Kabul— I am Zarghona. I am 28 and I have been married for eight years. I work at home because I have six children. Here in Afghanistan having children is not something a woman decides. Whatever men want is what happens. If my husband wants it, I will surely have more children.
Most men usually want more than six children, but it will be whatever the man wishes. If in a family where there is only one wife and the man desires to have six children, then you can just imagine if there is more than one wife, then for sure there will be more children—maybe twelve, but sometimes up to twenty children.
In Afghanistan men don’t think about the future, they just want as many children as possible. They don’t worry about how the children live or whether they are healthy or not. I don’t know why this is.

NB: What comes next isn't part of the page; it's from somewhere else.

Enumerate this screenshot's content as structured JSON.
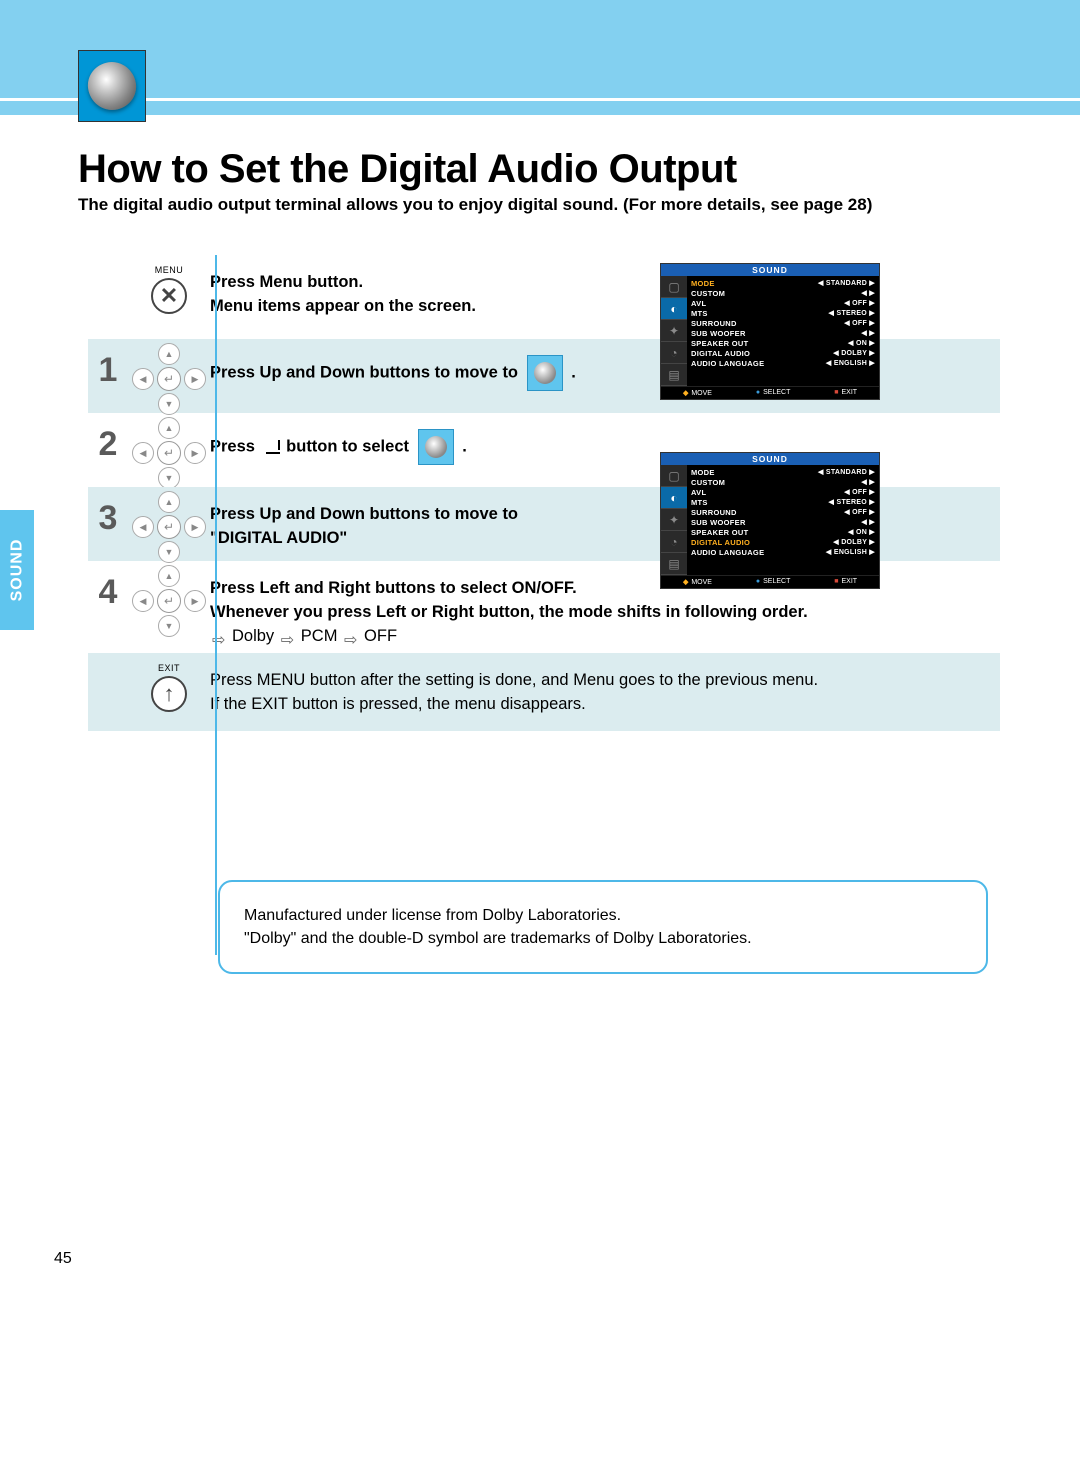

I have no good experiences to tell about my pregnancies. I have faced many problems. Because our house is far from the city, I cannot visit doctors very often. When we are pregnant we don’t have the ability to pay to go to private clinics or hospitals.
In the hospital, only if a patient pays money to the doctors will they take care of you. You can lie there for one or two weeks and no one will care for you. Anyway it is better to die at home than go to a public hospital. The doctors treat you like orphans from the desert. They don’t care about you, even if you die right there.
By Zarghona as told to Arezoo
Thank you, Zarghona, and thank you to Arezoo for helping her tell her story. Thank you for these profound, powerful observations. I hope, Zarghona, that you can get the care that you need when you need it. Stacy
Thank you, Zarghona, for sharing part of your life with us.
It is amazing to see how many children Afghan people have and how the woman can bring up all these children. Thanks for sharing your story.